No debes sorprenderte si te digo que Roverandom no se comportó como un buen perro, pues no se movió. Retrocedió hasta el rincón más apartado de la pequeña sala y bajó las orejas. Tenía más miedo del agujero negro que del hombre viejo.
Pero no le sirvió de nada. El Hombre de la Luna lo agarró y lo arrojó al agujero sin rodeos; y cuando caía y caía en el vacío, Roverandom oyó que le gritaba, ya muy lejos, encima de él:
—¡Déjate caer en línea recta y luego vuela siguiendo la dirección del viento! ¡Espérame en el otro extremo!
Eso debería haberlo tranquilizado, pero no fue así. Después, Roverandom diría siempre que ni siquiera caer por el borde del mundo podía ser peor, y que, en cualquier caso, fue la más mala de todas sus aventuras, y que cada vez que la recordaba tenía la sensación de haber perdido la barriga. Puedes creer que todavía sigue pensando así cuando grita en sueños y se aferra súbitamente a la alfombra de delante de la chimenea.
En cualquier caso, la caída llegó a su fin. Después de un buen rato, el descenso se fue haciendo más lento hasta que por último él casi se detuvo. Durante el resto del trayecto tuvo que utilizar sus alas; y era como volar hacia arriba, a lo largo de una gran chimenea; por suerte, ayudado en todo el trayecto por una corriente poderosa. Cuando por fin llegó a la cima estaba más que contento.

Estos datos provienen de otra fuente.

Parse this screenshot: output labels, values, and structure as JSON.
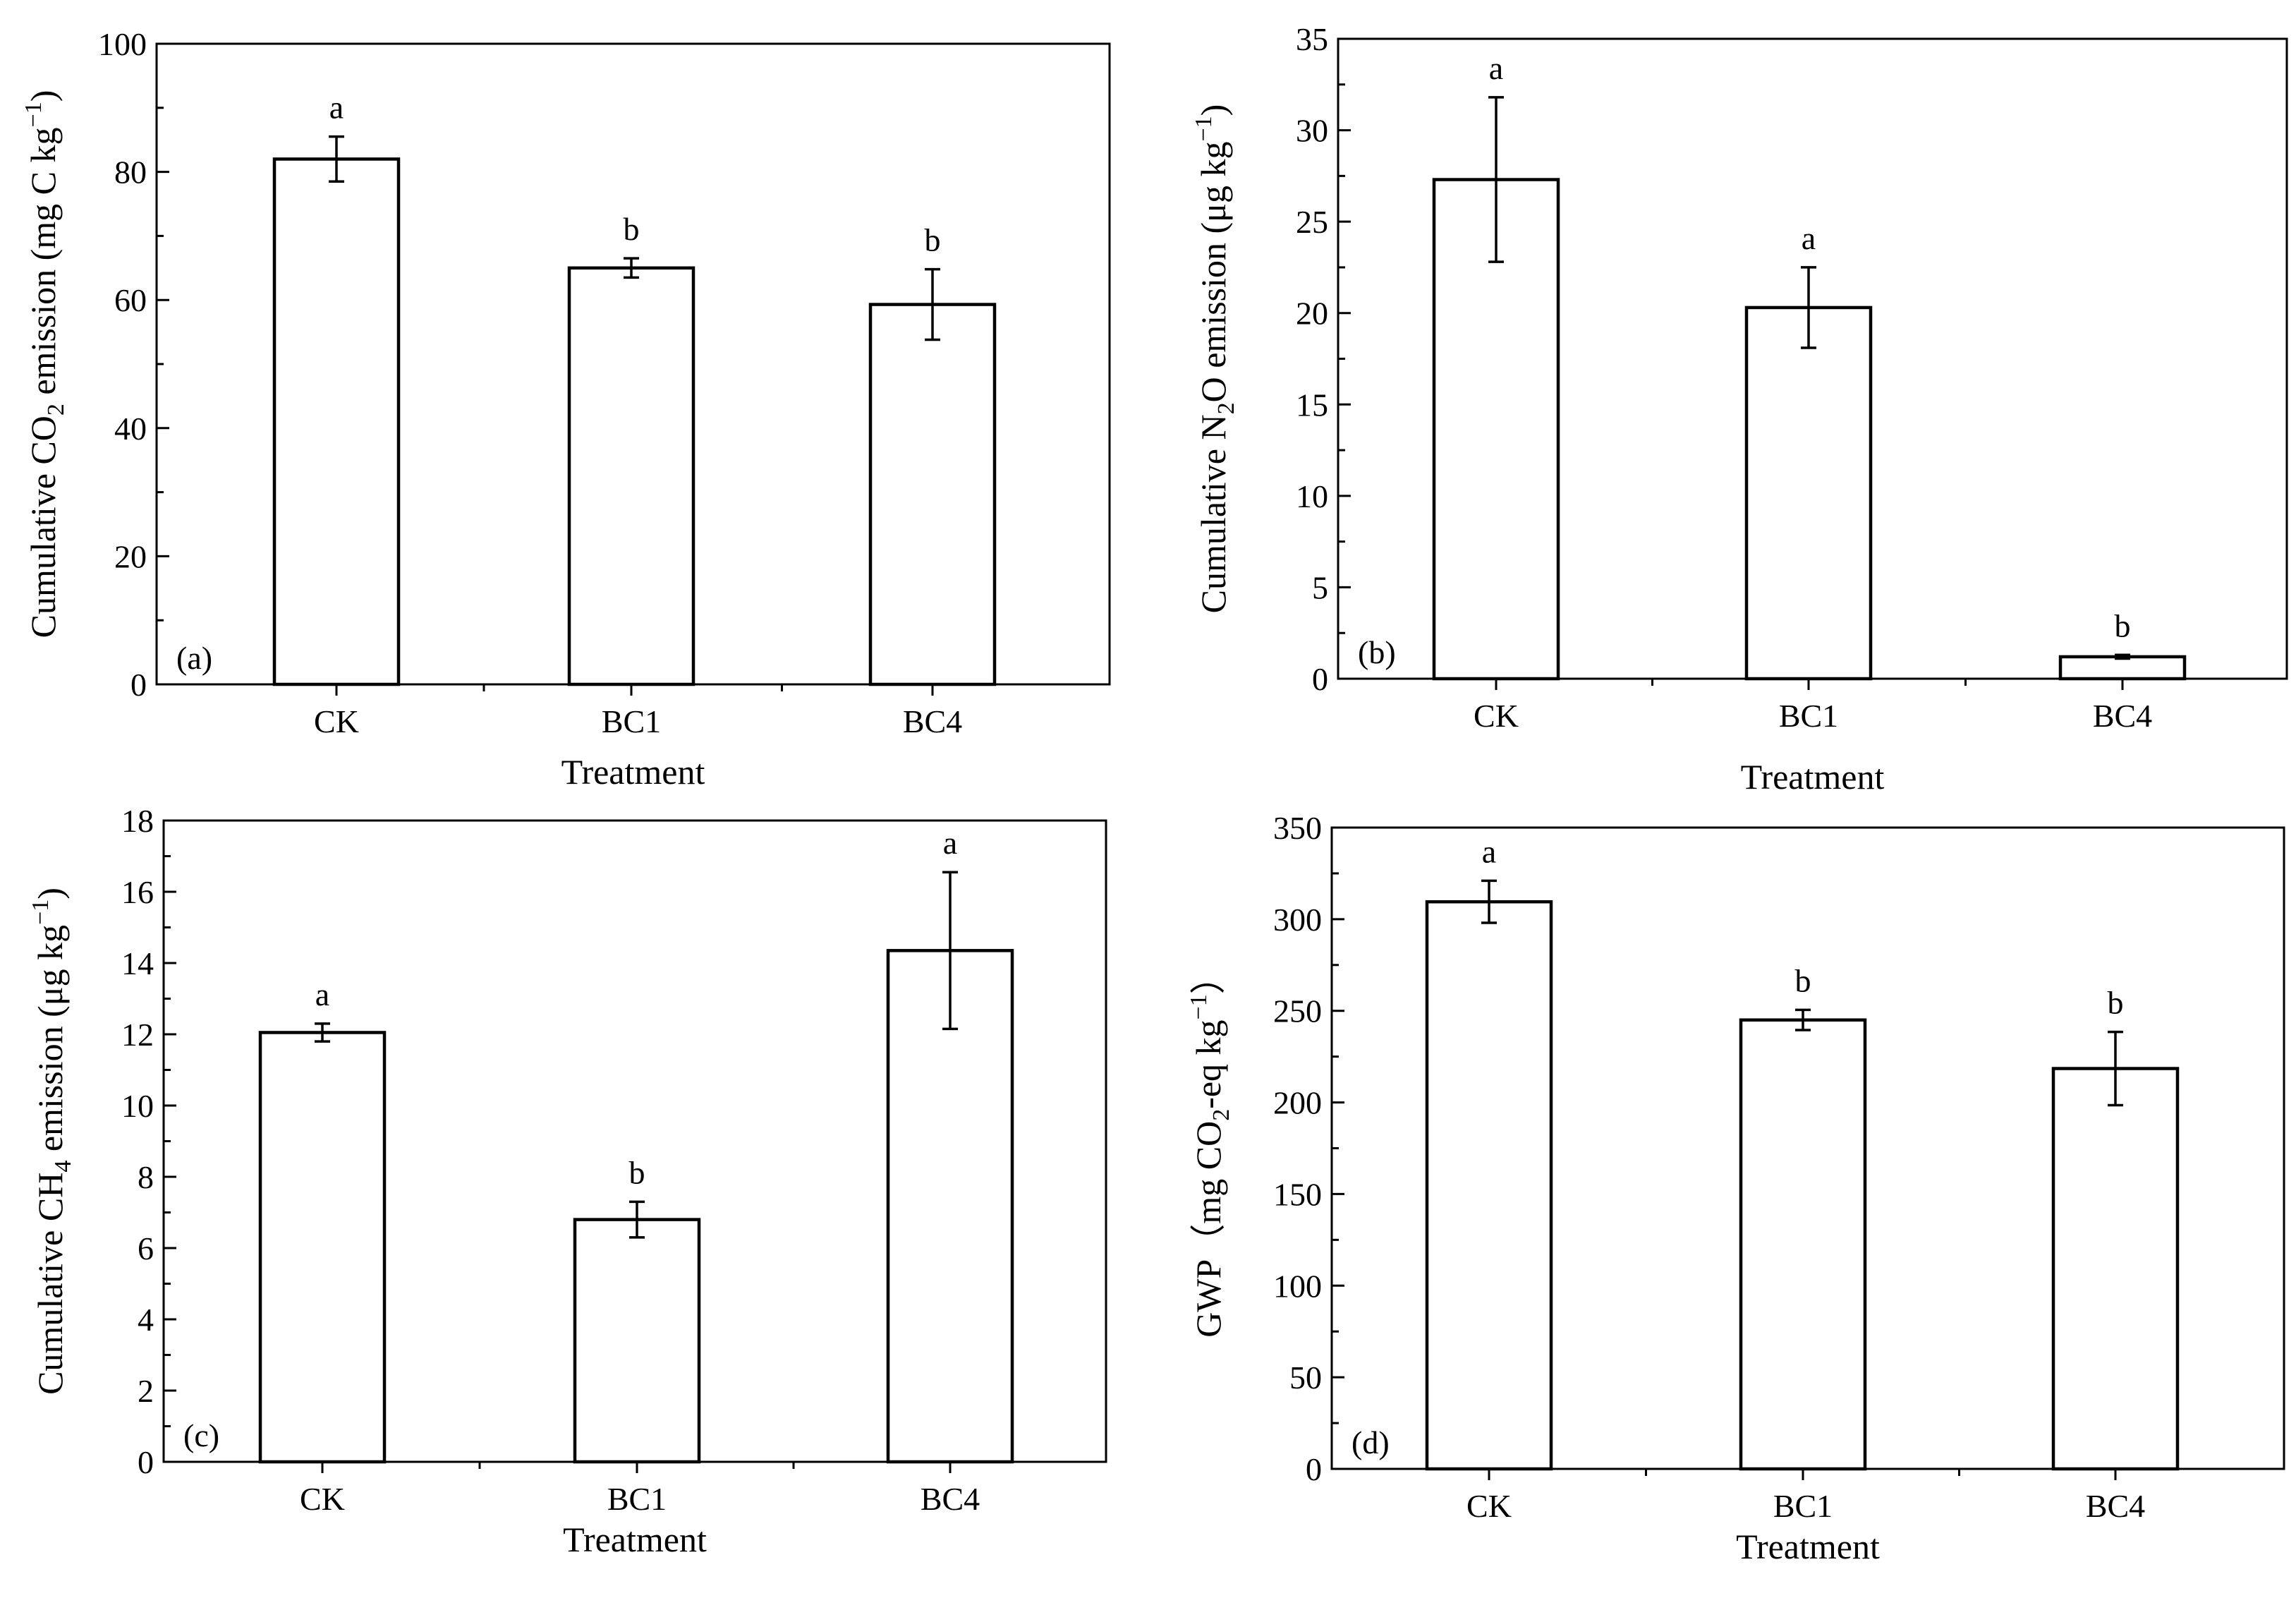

Allí, en el borde del agujero pero del otro lado, estuvo jadeando, esperando obedientemente, y angustiado, al Hombre de la Luna. Transcurrió un buen rato hasta que apareció, y Roverandom tuvo tiempo para ver que estaba en el fondo de un valle profundo y oscuro, entre montes bajos y sombríos. Nubes negras parecían reposar en las cimas, y más allá de las nubes sólo había una estrella.
De repente, tuvo mucho sueño; en unos oscuros arbustos cercanos un pájaro entonó un canto somnoliento que le pareció extraño y maravilloso después de los pequeños pájaros mudos del otro lado a los que se había acostumbrado. Roverandom cerró los ojos.
—¡Despierta, perrito! —gritó una voz; y Roverandom dio un salto justo a tiempo para ver cómo el Hombre salía del agujero sujeto a una soga que una gran araña gris (mucho más grande que él) se apresuró a sujetar a un árbol próximo.